Upstream differences

This file catalogues the differences of install approach between ARO and upstream OCP.

Installer carry patches

  • CARRY: HACK: remove dependency on github.com/openshift/installer/pkg/terraform from pkg/asset/cluster

    This enables dep to import the installer as a library as well as significantly decreasing compilation time and binary footprint.

  • CARRY: PARTIAL: allow platform credentials to be prepopulated in installconfig.PlatformCreds

    This avoids the installer going to disk to fetch the credentials, enabling one installer to handle multiple cluster installations simultaneously.

  • CARRY: allow end user to specify Azure resource group on cluster creation

    This allows the RP to specify the cluster's resource group. TODO: reduce the scope of this patch to get this upstream; don't allow end-users to choose their cluster resource group.

  • CARRY: HACK: don't use managed identity on ARO

    At the moment OCP on Azure uses MSI for kubelets and controllers and one or more service principals for operators. For now on ARO, simplify to all components using the user-provided SP. Later, we'll reinstate a separate managed identity at least for worker kubelets.

  • CARRY: HACK: don't set public DNS zone on DNS CRD in ARO

    In ARO, the public DNS zone is maintained by the service and the cluster operator does not have permissions to modify it.

  • CARRY: HACK: disable CloudProviderRateLimit

    Enabling CloudProviderRateLimit seems to get us into serious problems with the LoadBalancer reconciliation logic.

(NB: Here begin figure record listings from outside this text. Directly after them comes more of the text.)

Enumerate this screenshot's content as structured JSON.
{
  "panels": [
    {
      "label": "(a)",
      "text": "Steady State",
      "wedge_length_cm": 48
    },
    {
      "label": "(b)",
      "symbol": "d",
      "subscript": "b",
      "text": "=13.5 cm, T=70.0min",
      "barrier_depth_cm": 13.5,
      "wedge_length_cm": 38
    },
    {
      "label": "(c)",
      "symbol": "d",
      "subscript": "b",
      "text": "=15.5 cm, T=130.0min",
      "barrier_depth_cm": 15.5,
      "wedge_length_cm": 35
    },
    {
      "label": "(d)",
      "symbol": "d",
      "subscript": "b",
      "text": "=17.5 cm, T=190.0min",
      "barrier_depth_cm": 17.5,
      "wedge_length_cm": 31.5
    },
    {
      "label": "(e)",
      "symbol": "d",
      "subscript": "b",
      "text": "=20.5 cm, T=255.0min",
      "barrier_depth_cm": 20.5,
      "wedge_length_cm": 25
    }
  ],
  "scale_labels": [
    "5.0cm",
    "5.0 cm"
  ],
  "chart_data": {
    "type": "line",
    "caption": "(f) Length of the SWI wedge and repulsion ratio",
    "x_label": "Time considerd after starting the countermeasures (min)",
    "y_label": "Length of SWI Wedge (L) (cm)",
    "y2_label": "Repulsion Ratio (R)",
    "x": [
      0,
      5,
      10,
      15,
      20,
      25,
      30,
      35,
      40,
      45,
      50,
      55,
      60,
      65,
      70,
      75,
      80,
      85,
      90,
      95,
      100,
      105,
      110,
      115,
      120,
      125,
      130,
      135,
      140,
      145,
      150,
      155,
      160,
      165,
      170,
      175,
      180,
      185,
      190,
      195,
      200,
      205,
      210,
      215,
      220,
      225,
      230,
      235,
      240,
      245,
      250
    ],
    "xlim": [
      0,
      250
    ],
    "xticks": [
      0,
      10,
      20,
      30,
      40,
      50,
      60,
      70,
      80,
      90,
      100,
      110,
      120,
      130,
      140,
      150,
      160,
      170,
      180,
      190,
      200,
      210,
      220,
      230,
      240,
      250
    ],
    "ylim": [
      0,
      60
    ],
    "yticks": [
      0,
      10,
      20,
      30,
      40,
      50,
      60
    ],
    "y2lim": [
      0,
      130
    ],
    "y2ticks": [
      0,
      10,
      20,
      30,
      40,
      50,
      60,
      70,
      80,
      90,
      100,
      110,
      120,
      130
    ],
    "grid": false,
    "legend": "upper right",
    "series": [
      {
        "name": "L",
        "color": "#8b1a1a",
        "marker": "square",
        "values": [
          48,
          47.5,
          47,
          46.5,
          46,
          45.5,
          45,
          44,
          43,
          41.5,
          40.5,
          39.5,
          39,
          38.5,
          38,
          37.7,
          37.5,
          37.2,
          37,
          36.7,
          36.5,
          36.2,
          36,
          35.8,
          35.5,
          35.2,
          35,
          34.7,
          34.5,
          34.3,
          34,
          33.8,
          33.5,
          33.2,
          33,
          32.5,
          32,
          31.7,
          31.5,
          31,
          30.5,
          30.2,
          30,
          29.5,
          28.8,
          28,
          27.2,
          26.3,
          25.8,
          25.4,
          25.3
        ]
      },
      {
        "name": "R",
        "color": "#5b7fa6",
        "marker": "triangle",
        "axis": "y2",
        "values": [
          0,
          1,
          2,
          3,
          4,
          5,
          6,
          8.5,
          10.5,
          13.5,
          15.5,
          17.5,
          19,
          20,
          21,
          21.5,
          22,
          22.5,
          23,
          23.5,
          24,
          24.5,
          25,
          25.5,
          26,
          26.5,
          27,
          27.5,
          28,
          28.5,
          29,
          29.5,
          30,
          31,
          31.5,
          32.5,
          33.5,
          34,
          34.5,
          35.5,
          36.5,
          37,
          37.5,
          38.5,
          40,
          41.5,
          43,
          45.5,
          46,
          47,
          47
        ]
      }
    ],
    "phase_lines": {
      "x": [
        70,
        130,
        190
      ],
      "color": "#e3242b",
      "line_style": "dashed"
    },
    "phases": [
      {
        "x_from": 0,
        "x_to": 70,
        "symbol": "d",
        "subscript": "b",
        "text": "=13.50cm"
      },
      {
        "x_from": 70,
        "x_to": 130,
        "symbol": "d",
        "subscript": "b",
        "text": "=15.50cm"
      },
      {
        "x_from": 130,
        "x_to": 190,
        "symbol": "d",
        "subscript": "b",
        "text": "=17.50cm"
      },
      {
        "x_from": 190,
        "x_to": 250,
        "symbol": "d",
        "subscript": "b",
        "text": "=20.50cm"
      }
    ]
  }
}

  • CARRY: allow VM image to be overriden

    This commit enables ARO to use platform-published VM images.

  • CARRY: HACK: insert worker VMs into aro load balancer backend

    This ensures that worker VMs are always in the aro load balancer backend, and are thus always eligible for the associated outbound rule, and thus should have internet access. As a result a fake inbound service is not necessary.

  • CARRY: HACK: don't require BaseDomainResourceGroupName on ARO

    This prevents a validating failure when omitting a configurable which is never used in ARO.

Installation differences

  • ARO persists the install graph in the cluster storage account in a new "aro" container / "graph" blob.

  • No managed identity (for now).

  • installconfig.ClusterID.InfraID is hard-coded to "aro".

  • API server public IP domain name label is not set.

  • ARO uses first party RHCOS OS images published by Microsoft.

  • ARO API server internal LB remains on highest available master subnet IP, like in 4.2.

  • ARO never creates aro-bootstrap-pip for bootstrap VM.

  • ARO API server LB uses Azure outboundRule rather than port 27627 inbound rule.

  • aro LB uses Azure outboundRule and outbound IP aro-outbound-pip.

  • ARO deploys a private link service in order for the RP to be able to communicate with the cluster.